Conditions in segregation were so awful that she tried to kill herself each day. Each attempt got her a disciplinary ticket. Each ticket got her more time in segregation. “It’s a miracle that I stand here today after three years in solitary confinement,” she said.
The rule also included new limitations on visiting. Visitors are allowed a brief hug and kiss at the beginning and end of each visit. They are still allowed to hold hands, but may have to do so over a partition. Children ages 14 and younger will still be allowed to sit on their parent’s lap; those over 14 must remain in their own chair. The Department can refuse to allow a visitor, but only for specific acts committed by the visitor during a prior jail visit.
Rikers saw 67,672 people cycled through in fiscal year 2015. The island’s average daily population was 10,240, down from 11,408 in 2014 and 12,790 in 2011. But violence has not gone down. In 2014, U.S. Attorney Preet Bharara found “a deep-seated culture of violence” on the island. That violence, he charged, includes violence at the hands of jail staff. But slashings and stabbings have also gone up—from 35 in 2011 to 90 in 2015.
In response to the continued culture of violence, the Department of Correction asked the Board to consider a rule limiting contact during visits, restricting packages to preapproved vendors and extending time allowed in segregation.
On November 5th, Correction Officer Ray Calderon was attacked by 18-year-old William Whitfield and 19-year-old Darnell Green, who slashed his face. Calderon required 26 stitches. The teens were charged with several counts of assault, criminal possession of a weapon, and criminal obstruction of beating. It turned out that this was not the first time Green had attacked an officer—he has previously thrown an undetermined liquid in an officer’s face and punched another officer.
Five days later, officers lined up to protest the Board for the restrictions on their ability to use force and on punitive segregation in January, restrictions they claim put their lives in danger.

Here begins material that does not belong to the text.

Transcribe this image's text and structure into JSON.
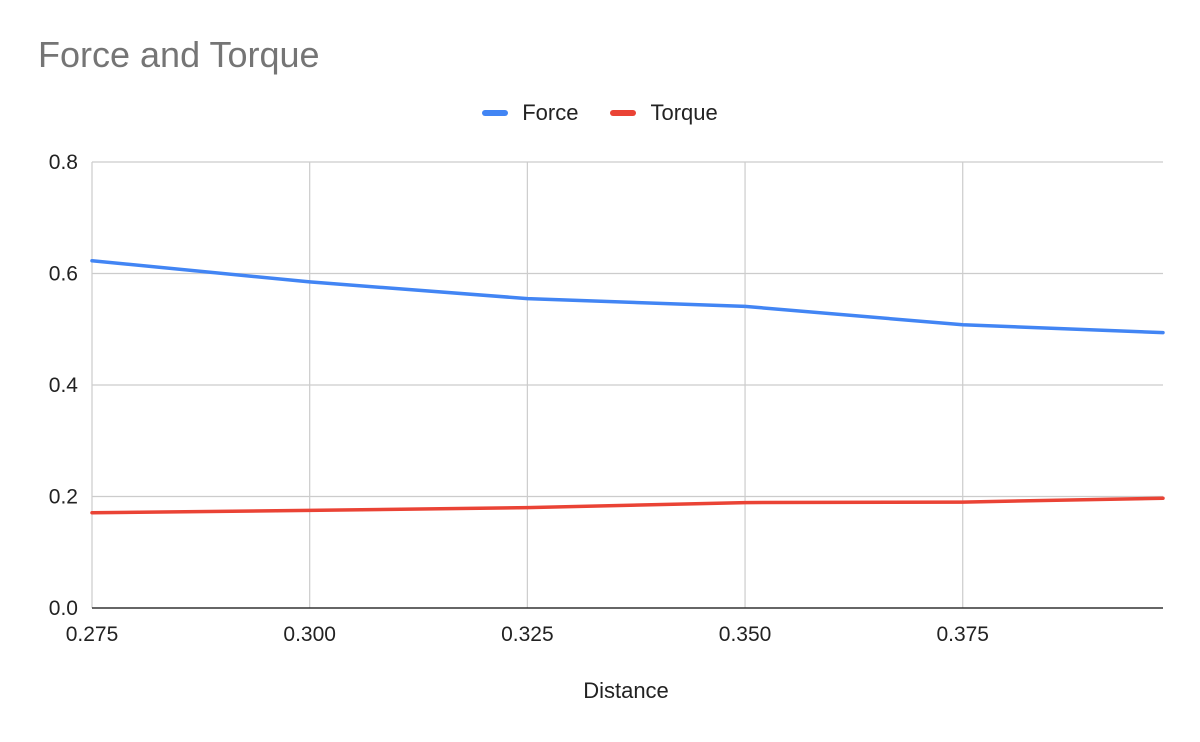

“How dare you take away the only recourse we have to stop the violence,” declared Norm Seabrook, president of the Correctional Officers Benevolent Association. “Perhaps we’ll be having a conversation about an officer’s death.”

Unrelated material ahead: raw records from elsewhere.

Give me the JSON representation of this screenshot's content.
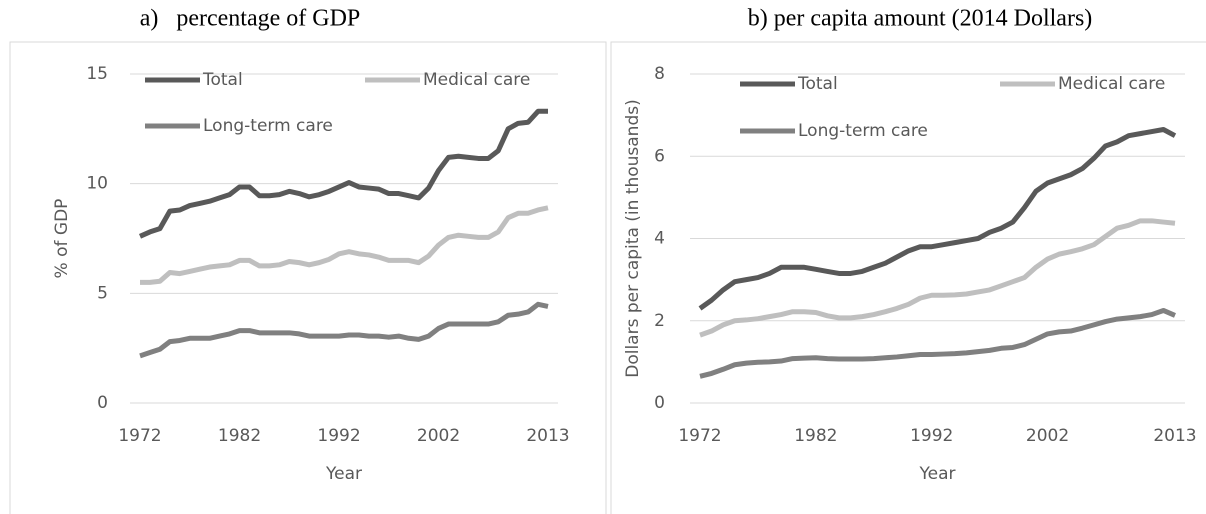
{
  "chart_data": [
    {
      "type": "line",
      "title": "a)   percentage of GDP",
      "xlabel": "Year",
      "ylabel": "% of GDP",
      "x": [
        1972,
        1973,
        1974,
        1975,
        1976,
        1977,
        1978,
        1979,
        1980,
        1981,
        1982,
        1983,
        1984,
        1985,
        1986,
        1987,
        1988,
        1989,
        1990,
        1991,
        1992,
        1993,
        1994,
        1995,
        1996,
        1997,
        1998,
        1999,
        2000,
        2001,
        2002,
        2003,
        2004,
        2005,
        2006,
        2007,
        2008,
        2009,
        2010,
        2011,
        2012,
        2013
      ],
      "xlim": [
        1972,
        2013
      ],
      "xticks": [
        1972,
        1982,
        1992,
        2002,
        2013
      ],
      "ylim": [
        0,
        15
      ],
      "yticks": [
        0,
        5,
        10,
        15
      ],
      "grid": true,
      "series": [
        {
          "name": "Total",
          "color": "#595959",
          "values": [
            7.6,
            7.8,
            7.95,
            8.75,
            8.8,
            9.0,
            9.1,
            9.2,
            9.35,
            9.5,
            9.85,
            9.85,
            9.45,
            9.45,
            9.5,
            9.65,
            9.55,
            9.4,
            9.5,
            9.65,
            9.85,
            10.05,
            9.85,
            9.8,
            9.75,
            9.55,
            9.55,
            9.45,
            9.35,
            9.8,
            10.6,
            11.2,
            11.25,
            11.2,
            11.15,
            11.15,
            11.5,
            12.5,
            12.75,
            12.8,
            13.3,
            13.3
          ]
        },
        {
          "name": "Medical care",
          "color": "#bfbfbf",
          "values": [
            5.5,
            5.5,
            5.55,
            5.95,
            5.9,
            6.0,
            6.1,
            6.2,
            6.25,
            6.3,
            6.5,
            6.5,
            6.25,
            6.25,
            6.3,
            6.45,
            6.4,
            6.3,
            6.4,
            6.55,
            6.8,
            6.9,
            6.8,
            6.75,
            6.65,
            6.5,
            6.5,
            6.5,
            6.4,
            6.7,
            7.2,
            7.55,
            7.65,
            7.6,
            7.55,
            7.55,
            7.8,
            8.45,
            8.65,
            8.65,
            8.8,
            8.9
          ]
        },
        {
          "name": "Long-term care",
          "color": "#808080",
          "values": [
            2.15,
            2.3,
            2.45,
            2.8,
            2.85,
            2.95,
            2.95,
            2.95,
            3.05,
            3.15,
            3.3,
            3.3,
            3.2,
            3.2,
            3.2,
            3.2,
            3.15,
            3.05,
            3.05,
            3.05,
            3.05,
            3.1,
            3.1,
            3.05,
            3.05,
            3.0,
            3.05,
            2.95,
            2.9,
            3.05,
            3.4,
            3.6,
            3.6,
            3.6,
            3.6,
            3.6,
            3.7,
            4.0,
            4.05,
            4.15,
            4.5,
            4.4
          ]
        }
      ]
    },
    {
      "type": "line",
      "title": "b) per capita amount (2014 Dollars)",
      "xlabel": "Year",
      "ylabel": "Dollars per capita (in thousands)",
      "x": [
        1972,
        1973,
        1974,
        1975,
        1976,
        1977,
        1978,
        1979,
        1980,
        1981,
        1982,
        1983,
        1984,
        1985,
        1986,
        1987,
        1988,
        1989,
        1990,
        1991,
        1992,
        1993,
        1994,
        1995,
        1996,
        1997,
        1998,
        1999,
        2000,
        2001,
        2002,
        2003,
        2004,
        2005,
        2006,
        2007,
        2008,
        2009,
        2010,
        2011,
        2012,
        2013
      ],
      "xlim": [
        1972,
        2013
      ],
      "xticks": [
        1972,
        1982,
        1992,
        2002,
        2013
      ],
      "ylim": [
        0,
        8
      ],
      "yticks": [
        0,
        2,
        4,
        6,
        8
      ],
      "grid": true,
      "series": [
        {
          "name": "Total",
          "color": "#595959",
          "values": [
            2.3,
            2.5,
            2.75,
            2.95,
            3.0,
            3.05,
            3.15,
            3.3,
            3.3,
            3.3,
            3.25,
            3.2,
            3.15,
            3.15,
            3.2,
            3.3,
            3.4,
            3.55,
            3.7,
            3.8,
            3.8,
            3.85,
            3.9,
            3.95,
            4.0,
            4.15,
            4.25,
            4.4,
            4.75,
            5.15,
            5.35,
            5.45,
            5.55,
            5.7,
            5.95,
            6.25,
            6.35,
            6.5,
            6.55,
            6.6,
            6.65,
            6.5
          ]
        },
        {
          "name": "Medical care",
          "color": "#bfbfbf",
          "values": [
            1.65,
            1.75,
            1.9,
            2.0,
            2.02,
            2.05,
            2.1,
            2.15,
            2.22,
            2.22,
            2.2,
            2.12,
            2.07,
            2.07,
            2.1,
            2.15,
            2.22,
            2.3,
            2.4,
            2.55,
            2.62,
            2.62,
            2.63,
            2.65,
            2.7,
            2.75,
            2.85,
            2.95,
            3.05,
            3.3,
            3.5,
            3.62,
            3.68,
            3.75,
            3.85,
            4.05,
            4.25,
            4.32,
            4.43,
            4.43,
            4.4,
            4.37
          ]
        },
        {
          "name": "Long-term care",
          "color": "#808080",
          "values": [
            0.65,
            0.72,
            0.82,
            0.93,
            0.97,
            0.99,
            1.0,
            1.02,
            1.08,
            1.09,
            1.1,
            1.08,
            1.07,
            1.07,
            1.07,
            1.08,
            1.1,
            1.12,
            1.15,
            1.18,
            1.18,
            1.19,
            1.2,
            1.22,
            1.25,
            1.28,
            1.33,
            1.35,
            1.42,
            1.55,
            1.68,
            1.73,
            1.75,
            1.82,
            1.9,
            1.98,
            2.04,
            2.07,
            2.1,
            2.15,
            2.25,
            2.13
          ]
        }
      ]
    }
  ]
}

The Board seemed to listen. This past Friday, it released its proposed rule, which included a provision allowing the Department to extend time in punitive segregation for serious assault on an officer. To be considered a serious assault, the attack must cause one or more serious injuries. Once the person has been in segregation for 45 days, the Department must conduct a review to determine if he or she can be placed in another type of housing without jeopardizing others. If, during or after those 60 days, the person continues to engage in persistent acts of violence and no alternative housing can be found, the Department can keep him or her in segregation.
“There’s a sense that we’re rolling back a lot on the reforms we’ve accomplished,” Board member and retired family court judge Bryanne Hamill stated. But most of her colleagues disagreed. While the rule was modified to extend segregation only for persistent acts of serious violence, the Board passed the rule with a vote of six to two.